The hybrid IT architecture is here to stay, according to F5’s 2023 State of Application Strategy Report, and that has profound implications for how enterprises should be thinking about modernizing, deploying, and securing applications.
Data collected from more than 1,000 survey respondents indicates that IT leaders have come to realize there is simply no one environment that works best for all applications. While the public cloud remains an option, on-prem deployments are on the rise, and organizations anticipate operating in hybrid mode for the foreseeable future.
According to the survey, only 15% of enterprises applications are currently running in the public cloud, 17% are hosted by SaaS vendors, another 16% are located in on-prem private clouds, while 37% are running in traditional, on-premises data centers. That’s actually up 2% compared to last year.
The pendulum that swung toward the public cloud over the past 10 years appears to be swinging back. In 2018, three-fourths of survey respondents said they planned to deploy up to half of their apps in some type of cloud. By 2020, that number had dropped to about one-fourth of respondents. And today, only 48% of survey respondents said they have any apps in the cloud at all.
“Hybrid IT is a destination. This is not a transitory state,” says F5 Distinguished Engineer Lori MacVittie. “People are purposefully choosing to be hybrid IT, as opposed to this idea that everything will be in the cloud and all apps will be Kubernetes based. We think that’s a false premise to operate on, and it leads to bad strategic decisions.”
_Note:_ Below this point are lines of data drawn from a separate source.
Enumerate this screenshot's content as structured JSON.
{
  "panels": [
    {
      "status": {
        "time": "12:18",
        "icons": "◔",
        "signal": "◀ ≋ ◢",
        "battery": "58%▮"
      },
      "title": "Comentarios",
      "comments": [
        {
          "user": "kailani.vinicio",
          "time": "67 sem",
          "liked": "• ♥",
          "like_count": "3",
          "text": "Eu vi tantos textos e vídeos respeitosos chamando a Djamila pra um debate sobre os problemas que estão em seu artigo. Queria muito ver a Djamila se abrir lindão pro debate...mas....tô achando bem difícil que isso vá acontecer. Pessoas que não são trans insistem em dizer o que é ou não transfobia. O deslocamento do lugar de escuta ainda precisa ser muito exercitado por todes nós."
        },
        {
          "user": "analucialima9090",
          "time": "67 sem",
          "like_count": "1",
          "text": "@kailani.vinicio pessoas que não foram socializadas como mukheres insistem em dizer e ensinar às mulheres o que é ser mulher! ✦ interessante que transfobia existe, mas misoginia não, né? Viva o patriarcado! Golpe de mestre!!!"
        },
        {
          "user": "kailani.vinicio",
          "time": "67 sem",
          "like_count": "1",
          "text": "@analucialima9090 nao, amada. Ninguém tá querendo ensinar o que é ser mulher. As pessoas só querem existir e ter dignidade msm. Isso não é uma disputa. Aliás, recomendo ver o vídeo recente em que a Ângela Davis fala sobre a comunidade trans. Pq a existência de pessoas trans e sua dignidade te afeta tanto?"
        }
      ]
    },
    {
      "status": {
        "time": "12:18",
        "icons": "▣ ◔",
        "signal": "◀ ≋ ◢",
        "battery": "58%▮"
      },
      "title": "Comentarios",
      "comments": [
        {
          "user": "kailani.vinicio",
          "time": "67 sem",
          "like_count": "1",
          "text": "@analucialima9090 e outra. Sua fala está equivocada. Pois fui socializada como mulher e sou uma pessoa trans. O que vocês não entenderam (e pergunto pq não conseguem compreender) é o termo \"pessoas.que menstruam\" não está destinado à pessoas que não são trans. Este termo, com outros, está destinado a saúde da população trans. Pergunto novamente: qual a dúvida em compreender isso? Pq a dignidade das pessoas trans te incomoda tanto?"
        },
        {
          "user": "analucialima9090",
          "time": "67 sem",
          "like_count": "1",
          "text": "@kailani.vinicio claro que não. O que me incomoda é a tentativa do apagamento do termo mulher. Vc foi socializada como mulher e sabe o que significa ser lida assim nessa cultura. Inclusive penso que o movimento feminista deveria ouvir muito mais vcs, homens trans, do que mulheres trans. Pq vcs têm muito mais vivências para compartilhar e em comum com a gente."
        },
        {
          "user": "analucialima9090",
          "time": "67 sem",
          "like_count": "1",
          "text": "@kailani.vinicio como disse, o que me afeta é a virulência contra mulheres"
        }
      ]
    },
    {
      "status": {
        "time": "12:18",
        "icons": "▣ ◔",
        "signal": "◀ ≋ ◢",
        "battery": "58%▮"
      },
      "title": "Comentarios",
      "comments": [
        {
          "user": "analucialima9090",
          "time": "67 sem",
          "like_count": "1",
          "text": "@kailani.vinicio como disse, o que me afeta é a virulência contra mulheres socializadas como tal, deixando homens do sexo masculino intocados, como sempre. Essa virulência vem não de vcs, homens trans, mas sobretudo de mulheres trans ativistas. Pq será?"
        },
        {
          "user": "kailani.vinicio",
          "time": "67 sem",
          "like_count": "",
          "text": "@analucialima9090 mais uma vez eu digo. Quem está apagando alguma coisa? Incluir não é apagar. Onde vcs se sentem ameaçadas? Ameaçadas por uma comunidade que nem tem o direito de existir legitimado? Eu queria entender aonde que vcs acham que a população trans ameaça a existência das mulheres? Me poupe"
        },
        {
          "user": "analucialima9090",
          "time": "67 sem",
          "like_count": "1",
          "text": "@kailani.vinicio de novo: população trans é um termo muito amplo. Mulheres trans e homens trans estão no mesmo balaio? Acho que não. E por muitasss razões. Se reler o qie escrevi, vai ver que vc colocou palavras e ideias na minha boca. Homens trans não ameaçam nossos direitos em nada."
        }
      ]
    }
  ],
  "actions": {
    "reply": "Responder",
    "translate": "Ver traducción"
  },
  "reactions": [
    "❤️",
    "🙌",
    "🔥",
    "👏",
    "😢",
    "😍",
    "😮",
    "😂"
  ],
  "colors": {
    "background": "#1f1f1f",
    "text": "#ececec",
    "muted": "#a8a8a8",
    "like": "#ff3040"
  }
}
The headwinds facing public cloud adoption include concerns about data control, security and cost. More than one-third of respondents said they have recently repatriated applications from public cloud to on-prem, or plan to do so. Rather than adopting a rigid “cloud-first” strategy, organizations are making decisions on a case-by-case basis and placing applications where it makes the most sense.
What does hybrid IT look like
Hybrid IT refers not only to where the application is located, but also to the type of application: traditional or modern. Respondents said one-third of their application portfolios (excluding SaaS) can be described as modern and that is expected to steadily increase as organizations either modernized the apps themselves, or replace them with SaaS alternatives.
However, 95% of organizations operate traditional apps today and MacVittie points out that many legacy apps are “tethered to on-premises by the weight of the data they have to process.” And 16% percent of survey respondents say they have no plans to retire legacy apps.
What should organizations do?
Hybrid IT is here to stay, with more than 20% of survey respondents indicating they have apps in six different environments. The top challenge associated with this multicloud setup is the complexity of tools and APIs that results from lack of standardization or interoperability of tools used for different deployment models.
MacVittie says: “You don’t want to keep adding new application delivery and security services every time you add an app or an environment. You should be thinking about app delivery and security more strategically as a component that are you are deliberately choosing and putting in place to reduce friction and improve the efficiency of your entire system.”